“Man is, therefore, a living organism. He incorporates the concept of action through his gestural expression. He ceases to be an object to himself and becomes the object of the other, reconnecting the process of introversion with that of extroversion. He inverts the concepts of home and body. Now the body is the home. It is a communal experience. There is no regression, because man is open to the world.”
Lygia Clark¹


With these words by Brazilian artist Lygia Clark, I intertwine my artistic and research practices, where experience, corporeality, and somatic processes are central axes. Through drawing and movement, I explore the interrelation between bonds, care, and kinesthesia. My work spans various creative media—particularly drawing, performance, and installation—and is rooted in the study of materialities, the affective turn, and participatory artistic processes.

The body is central to my artistic production—understood as a living, porous entity, a materiality charged with both poetic and political meanings. From this perspective, my research unfolds from the affections, experiences, and memories that traverse the body, in dialogue with feminist politics and new materialist theories. My work is nourished by references such as Joan Tronto and Carol Gilligan, whose contributions to the ethics of care have been fundamental in feminist thought, as well as Sara Ahmed, whose approach to affect enables a deeper understanding of its impact on individual and collective experience.

This interest translates into durational actions that investigate the relational dimension of the body, addressing mutual care and affect through drawing and movement by creating atmospheres of intimacy and co-presence. In my recent performative proposals, the audience assumes an active role in the process, participating in dynamics of interaction and co-creation. Through gesture, contact, and trace, bodies move, meet, and intertwine in spontaneous choreographies that explore mutual care and corporeality as sites of resistance and collective transformation. This establishes a bridge between the intimate and the performative, fostering new forms of connection and shared experience.

Currently, I am immersed in a research project that delves into materiality and relationality in the act of drawing in (con)tact with other bodies—both human and non-human. From this perspective, my work revolves around a series of guiding questions: How do our bodies manifest with, in, and through drawing? How do our bodies transform drawing? And what role do care and affect play in collective creation?

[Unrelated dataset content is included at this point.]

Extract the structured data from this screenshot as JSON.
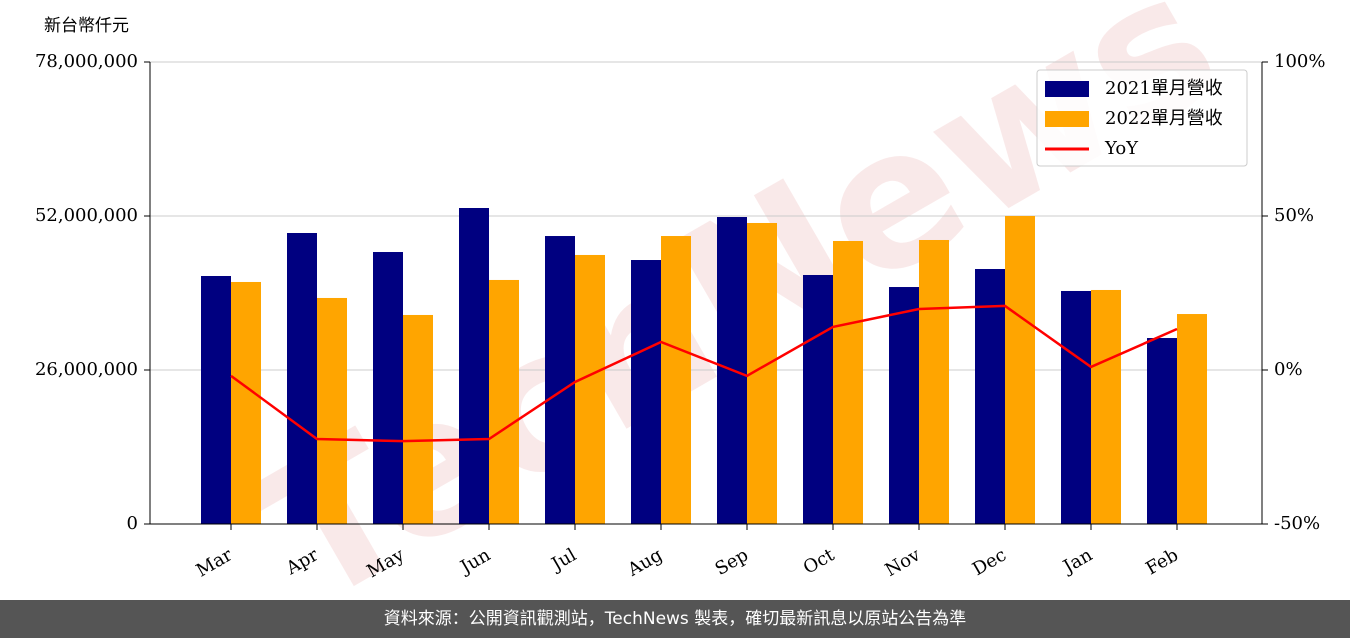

This methodological approach is grounded in the principles of artistic research, conceiving practice as a form of knowledge production and transmission. Throughout the process, I incorporate critical tools such as reflexivity and field journals to analyze our relationship with different materialities and somatic practices. From this standpoint, I aim to investigate the body as a territory of experimentation and openness, generating a dialogue between the sensorial, the affective, and the biographical.



¹ CLARK, Lygia. O homem, estrutura viva de uma arquitetura biológica e celular. In: Lygia Clark: superfícies moduladas / Bichos / Manifestações. São Paulo: Galeria Ralph Camargo, 1971. (Own translation.)